The U.S. FDAs 2009 guidance, Patient-Reported Outcome Measures: Use in Medical Product Development to Support Labeling Claims,defines a PRO as ” . . . any report of the status of a patient’s health condition that comes directly from the patient, without interpretation of the patient’s response by a clinician or anyone else.” PROs are useful mainly to help clinicians and other decision-makers understand, in a comprehensive way, the impact of disease and treatment from the patient’s perspective. Their physician counterpart is usually referred to as a “clinician-reported outcome.”


Why Are PRO’s Important?

PROs provide different information on the patient’s health from the clinical exam. They have been shown to be powerful predictors of morbidity and mortality; in some cases, more powerful than objective health measures.

How often have you heard, “I don’t understand it. I just went to the doctor and she told me I’m fine; all my test results are normal. How come I feel so lousy?” (eh hem . . . Kelsey’s above story!) In fact, the doctor’s assessment often differs markedly from the patient’s assessment of his or her own health. Here’s an example.21

  • Your overweight neighbor regularly mows the lawn. It’s hot. He’s sweating, huffing and puffing, short of breath, barely able to stand when finished.
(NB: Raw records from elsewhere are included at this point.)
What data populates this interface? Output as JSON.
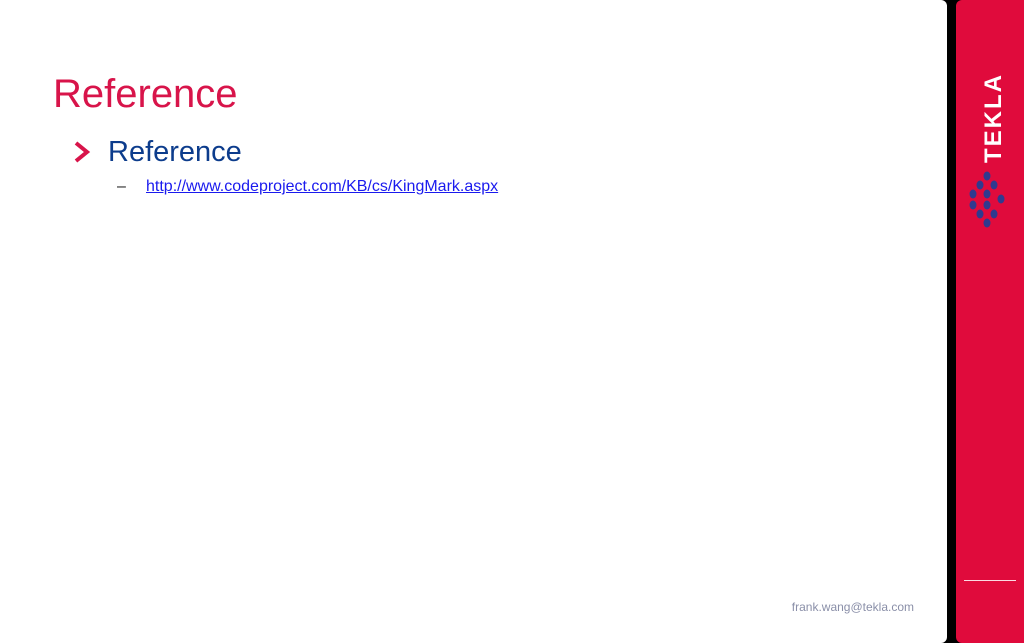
{
  "slide": {
    "title": "Reference",
    "bullets": [
      {
        "label": "Reference",
        "sub_items": [
          {
            "text": "http://www.codeproject.com/KB/cs/KingMark.aspx"
          }
        ]
      }
    ],
    "footer_email": "frank.wang@tekla.com"
  },
  "brand": {
    "name": "TEKLA",
    "logo_icon": "tekla-diamond-dots-icon"
  },
  "colors": {
    "accent_red": "#e00b3c",
    "title_red": "#d8144a",
    "bullet_blue": "#0c3c8c",
    "link_blue": "#1a1aee",
    "footer_gray": "#8a8fa8"
  }
}
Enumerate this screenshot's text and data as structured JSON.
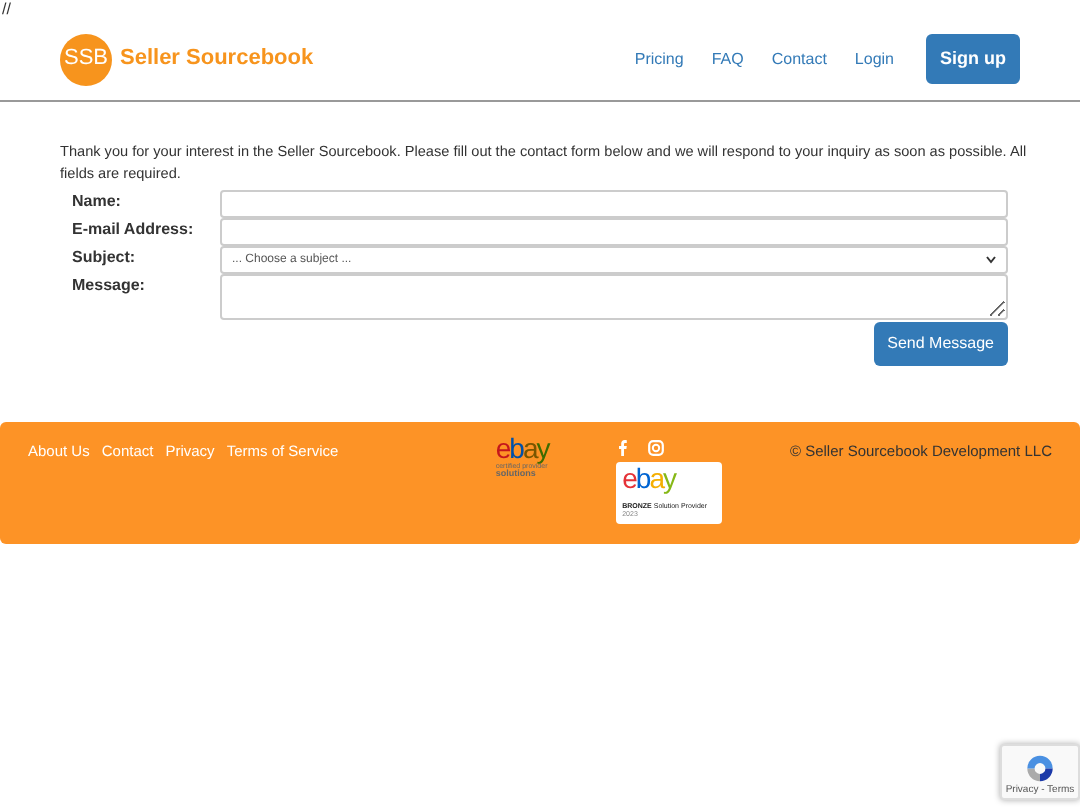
{
  "top_text": "//",
  "header": {
    "logo_mark": "SSB",
    "logo_text": "Seller Sourcebook",
    "nav": [
      "Pricing",
      "FAQ",
      "Contact",
      "Login"
    ],
    "signup": "Sign up"
  },
  "intro": "Thank you for your interest in the Seller Sourcebook. Please fill out the contact form below and we will respond to your inquiry as soon as possible. All fields are required.",
  "form": {
    "fields": [
      {
        "label": "Name:",
        "kind": "text"
      },
      {
        "label": "E-mail Address:",
        "kind": "text"
      },
      {
        "label": "Subject:",
        "kind": "select",
        "value": "... Choose a subject ..."
      },
      {
        "label": "Message:",
        "kind": "textarea"
      }
    ],
    "submit": "Send Message"
  },
  "footer": {
    "links": [
      "About Us",
      "Contact",
      "Privacy",
      "Terms of Service"
    ],
    "ebay_logo": {
      "letters": "ebay",
      "caption_1": "certified provider",
      "caption_2": "solutions"
    },
    "badge": {
      "letters": "ebay",
      "tier": "BRONZE",
      "line": "Solution Provider",
      "year": "2023"
    },
    "copyright": "© Seller Sourcebook Development LLC"
  },
  "recaptcha": {
    "text": "Privacy - Terms"
  }
}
In one scenario — he has a physical exam and receives a reassuring report: his blood pressure, heart rate, and lab results are all normal, although the doctor writes at the bottom, “Try to lose some of the ‘excess baggage’.” Alternatively, the patient fills out a question-naire at the doctor’s office and reports shortness of breath, profuse sweating, and occasional chest discomfort over the past month, clueing the doctor in to possible coronary disease.

How Are PROs Used?

PROs uses include:

  • Support for label claims (as primary/secondary trial endpoints)
  • Product differentiation
  • Outcome prediction
  • Dosing optimization

The FDAs 2009 guidance referenced above,was developed to ensure the validity and reliability of PRO endpoints, and the FDA even has its special SEALD (Study Endpoints and Label Development) Team to oversee the appropriate use of PRO endpoints in trials — Talk about Signed, SEALD, Delivered!
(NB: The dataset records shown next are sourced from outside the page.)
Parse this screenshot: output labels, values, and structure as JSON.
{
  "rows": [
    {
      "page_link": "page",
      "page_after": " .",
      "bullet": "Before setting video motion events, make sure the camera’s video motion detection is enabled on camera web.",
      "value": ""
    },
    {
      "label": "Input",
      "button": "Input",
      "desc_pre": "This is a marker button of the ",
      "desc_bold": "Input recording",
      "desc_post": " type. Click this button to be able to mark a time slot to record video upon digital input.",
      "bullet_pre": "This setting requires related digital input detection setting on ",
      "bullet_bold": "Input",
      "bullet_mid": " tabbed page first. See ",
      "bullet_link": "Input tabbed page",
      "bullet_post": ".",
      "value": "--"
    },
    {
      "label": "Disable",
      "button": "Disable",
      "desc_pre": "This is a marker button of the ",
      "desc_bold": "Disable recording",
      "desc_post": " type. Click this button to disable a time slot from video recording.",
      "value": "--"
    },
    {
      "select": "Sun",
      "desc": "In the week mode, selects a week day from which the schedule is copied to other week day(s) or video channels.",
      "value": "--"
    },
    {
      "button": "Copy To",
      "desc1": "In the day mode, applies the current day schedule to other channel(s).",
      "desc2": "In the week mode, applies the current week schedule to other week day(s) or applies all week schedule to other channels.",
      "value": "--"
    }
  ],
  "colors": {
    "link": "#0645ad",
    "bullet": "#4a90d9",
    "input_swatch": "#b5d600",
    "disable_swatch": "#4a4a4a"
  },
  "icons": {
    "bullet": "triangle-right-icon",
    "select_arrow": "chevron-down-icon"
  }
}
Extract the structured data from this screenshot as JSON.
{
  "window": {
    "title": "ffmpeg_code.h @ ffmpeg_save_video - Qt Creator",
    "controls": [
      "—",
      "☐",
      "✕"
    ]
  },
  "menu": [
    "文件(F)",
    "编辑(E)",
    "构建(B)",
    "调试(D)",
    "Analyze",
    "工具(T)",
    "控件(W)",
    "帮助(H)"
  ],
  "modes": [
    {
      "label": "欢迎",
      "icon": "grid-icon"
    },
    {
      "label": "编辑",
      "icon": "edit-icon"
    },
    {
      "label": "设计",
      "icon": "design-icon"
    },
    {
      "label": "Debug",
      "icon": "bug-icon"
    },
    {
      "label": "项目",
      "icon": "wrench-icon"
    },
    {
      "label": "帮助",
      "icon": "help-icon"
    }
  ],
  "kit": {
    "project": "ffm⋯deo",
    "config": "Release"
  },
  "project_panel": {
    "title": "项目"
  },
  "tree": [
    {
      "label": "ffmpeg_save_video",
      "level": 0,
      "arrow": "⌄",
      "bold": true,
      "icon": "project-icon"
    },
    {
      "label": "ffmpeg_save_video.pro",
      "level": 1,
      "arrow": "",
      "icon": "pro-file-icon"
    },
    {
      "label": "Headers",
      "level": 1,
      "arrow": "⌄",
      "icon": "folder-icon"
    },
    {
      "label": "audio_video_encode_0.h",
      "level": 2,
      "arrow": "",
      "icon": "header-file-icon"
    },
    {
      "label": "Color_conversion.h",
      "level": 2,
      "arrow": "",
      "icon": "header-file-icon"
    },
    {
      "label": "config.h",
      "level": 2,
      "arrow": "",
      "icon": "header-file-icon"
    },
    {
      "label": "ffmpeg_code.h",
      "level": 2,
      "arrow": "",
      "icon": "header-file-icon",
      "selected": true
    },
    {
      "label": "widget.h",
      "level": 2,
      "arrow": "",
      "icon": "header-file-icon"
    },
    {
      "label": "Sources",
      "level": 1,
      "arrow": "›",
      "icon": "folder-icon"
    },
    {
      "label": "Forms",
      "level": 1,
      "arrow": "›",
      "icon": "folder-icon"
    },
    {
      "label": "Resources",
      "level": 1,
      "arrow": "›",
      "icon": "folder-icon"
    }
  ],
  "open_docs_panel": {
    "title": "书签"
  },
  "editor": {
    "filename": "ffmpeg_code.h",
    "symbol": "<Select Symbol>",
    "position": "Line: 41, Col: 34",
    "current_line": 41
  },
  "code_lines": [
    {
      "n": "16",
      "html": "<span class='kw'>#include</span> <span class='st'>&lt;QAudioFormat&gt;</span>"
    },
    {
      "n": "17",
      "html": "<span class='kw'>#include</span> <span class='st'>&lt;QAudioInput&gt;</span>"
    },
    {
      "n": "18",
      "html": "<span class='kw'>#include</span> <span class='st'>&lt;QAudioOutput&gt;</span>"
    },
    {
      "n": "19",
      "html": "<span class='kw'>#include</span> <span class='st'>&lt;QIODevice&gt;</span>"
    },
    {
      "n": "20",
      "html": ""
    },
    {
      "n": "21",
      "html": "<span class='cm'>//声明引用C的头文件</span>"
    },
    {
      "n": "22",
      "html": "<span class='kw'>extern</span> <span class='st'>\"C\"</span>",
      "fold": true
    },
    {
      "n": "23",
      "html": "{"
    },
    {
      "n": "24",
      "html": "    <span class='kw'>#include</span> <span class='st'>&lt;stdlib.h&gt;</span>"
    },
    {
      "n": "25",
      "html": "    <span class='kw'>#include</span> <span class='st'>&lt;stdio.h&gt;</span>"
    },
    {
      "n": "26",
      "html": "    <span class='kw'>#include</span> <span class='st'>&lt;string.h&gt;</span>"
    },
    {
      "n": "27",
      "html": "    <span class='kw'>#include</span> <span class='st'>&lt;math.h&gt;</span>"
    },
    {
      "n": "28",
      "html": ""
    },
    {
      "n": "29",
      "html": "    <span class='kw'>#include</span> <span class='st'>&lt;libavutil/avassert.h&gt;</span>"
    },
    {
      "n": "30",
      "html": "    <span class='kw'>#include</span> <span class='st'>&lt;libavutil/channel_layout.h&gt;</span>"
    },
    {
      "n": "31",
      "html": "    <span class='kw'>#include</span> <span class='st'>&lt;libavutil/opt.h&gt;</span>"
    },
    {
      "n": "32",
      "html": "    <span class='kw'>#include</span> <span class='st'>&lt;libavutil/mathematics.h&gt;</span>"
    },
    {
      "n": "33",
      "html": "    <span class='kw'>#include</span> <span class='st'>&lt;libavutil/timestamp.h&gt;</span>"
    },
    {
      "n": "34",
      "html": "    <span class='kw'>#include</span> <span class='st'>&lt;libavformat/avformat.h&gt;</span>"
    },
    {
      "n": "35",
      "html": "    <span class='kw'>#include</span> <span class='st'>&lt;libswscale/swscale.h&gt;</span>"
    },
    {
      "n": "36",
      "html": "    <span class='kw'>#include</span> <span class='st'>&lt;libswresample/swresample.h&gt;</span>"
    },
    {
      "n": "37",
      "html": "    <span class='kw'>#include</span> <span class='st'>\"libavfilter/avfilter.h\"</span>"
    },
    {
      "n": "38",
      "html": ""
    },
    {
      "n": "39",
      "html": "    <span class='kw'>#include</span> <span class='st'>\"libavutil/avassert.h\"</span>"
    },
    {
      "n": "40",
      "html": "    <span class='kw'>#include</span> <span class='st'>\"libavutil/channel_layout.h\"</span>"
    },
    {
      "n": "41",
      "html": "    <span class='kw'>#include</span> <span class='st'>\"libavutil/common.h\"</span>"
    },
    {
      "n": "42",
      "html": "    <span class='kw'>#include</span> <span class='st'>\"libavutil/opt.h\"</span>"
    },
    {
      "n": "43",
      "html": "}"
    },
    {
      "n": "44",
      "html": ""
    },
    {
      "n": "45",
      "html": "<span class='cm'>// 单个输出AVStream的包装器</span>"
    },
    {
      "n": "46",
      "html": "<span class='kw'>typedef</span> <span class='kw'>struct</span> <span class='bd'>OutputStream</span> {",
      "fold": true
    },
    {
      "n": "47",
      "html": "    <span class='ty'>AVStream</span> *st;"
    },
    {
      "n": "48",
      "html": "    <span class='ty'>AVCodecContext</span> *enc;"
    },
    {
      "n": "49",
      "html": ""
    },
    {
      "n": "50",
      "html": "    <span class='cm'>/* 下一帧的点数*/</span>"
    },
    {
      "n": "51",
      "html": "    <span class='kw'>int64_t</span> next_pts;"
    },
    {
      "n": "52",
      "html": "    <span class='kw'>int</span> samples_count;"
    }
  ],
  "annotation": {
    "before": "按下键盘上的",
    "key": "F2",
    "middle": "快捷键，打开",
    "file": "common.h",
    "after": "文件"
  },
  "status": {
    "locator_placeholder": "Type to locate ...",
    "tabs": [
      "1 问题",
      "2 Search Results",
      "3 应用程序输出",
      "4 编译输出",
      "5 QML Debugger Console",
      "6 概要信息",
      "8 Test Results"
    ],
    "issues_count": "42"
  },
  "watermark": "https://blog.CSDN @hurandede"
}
Isn’t PRO the Same as Quality of Life?

Contrary to popular belief, PRO is not the same as quality of life (QOL). There are many types of PROs, including QOL (more specifically, health-related QOL), symptom severity, sexual functioning, psychological distress, pain, and treatment satisfaction. Some measure multiple aspects, others single aspects of health. PROs may apply across different diseases (generic) or specifically to a single disease or set of disorders.

Measuring PROs

PROs are subjective and therefore need to be measured with validated “instruments” (rating scales, questionnaires). Read the FDAs 2009 guidance and you will realize quickly how complex this world of PROs really is! Thousands of PRO instruments are listed in the On-Line Guide to Quality-of-Life Assessment (OLGA) and nearly 700 in the Patient Reported Outcomes and Quality of Life Instrument (PROQOLID) database. The Short Form-36 (SF-36) and Euroqol-5D (EQ-5D) are widely used generic instruments. The Adult Asthma Quality of Life Questionnaire (AQLQ) and Migraine Specific Quality of Life (MSQOL) instrument are examples of disease-specific instruments.
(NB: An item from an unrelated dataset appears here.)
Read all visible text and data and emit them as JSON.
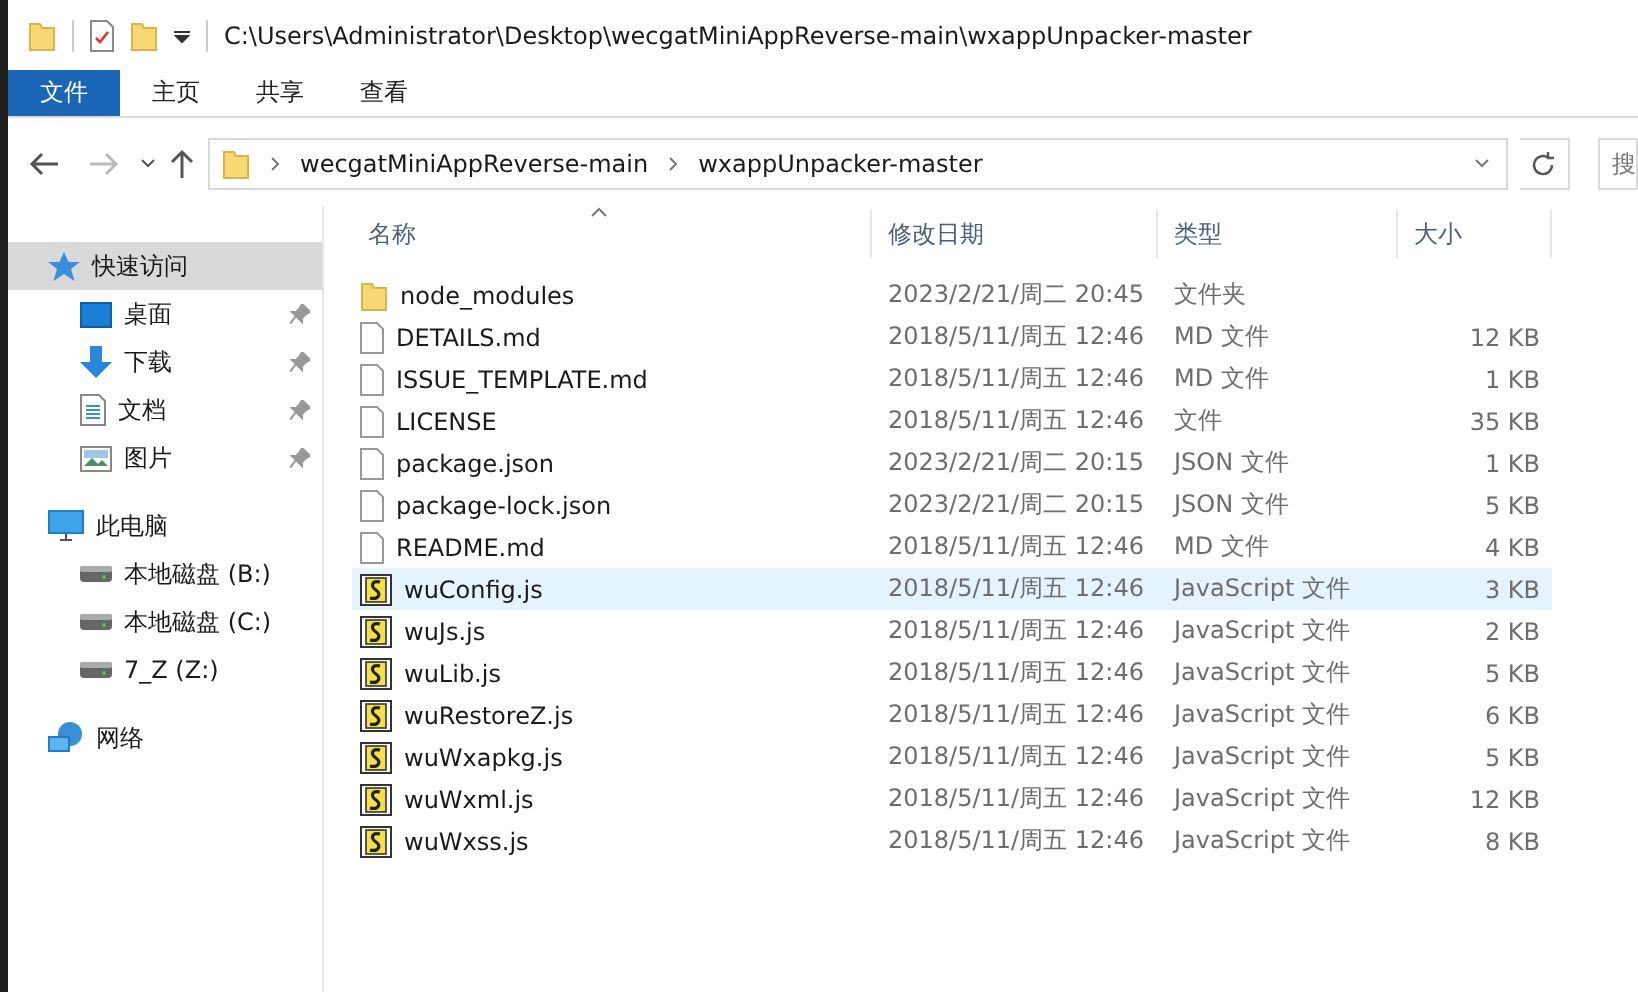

BOTTOM LINE: ‘Mucho’ attention needs to be paid to PROs . . . many assume they have no “real” value, but now you know they can greatly affect product labels and product differentiation, both of which affect YOU (your HEALTH and your WALLET) directly!

Stay tuned for future issues on health economics, outcomes research and compar­ative effectiveness!!

Toto's Tips

  • Invest some time in researching PROs. PROs are being used increasingly in clinical trials, as well as other studies. Some knowledge will help you to stay ahead of the game.
  • Do not use the term PRO interchangeably with QOL or HRQOL. PRO is an umbrella term that encompasses many types of subjective self-reports from the patient.
  • Review the FDA’s 2009 guidance on PROs so you understand the concept and require­ments.
  • Remeber PROs are subjective and therefore need to be measured with validated “instruments,” as described in the referenced guidance.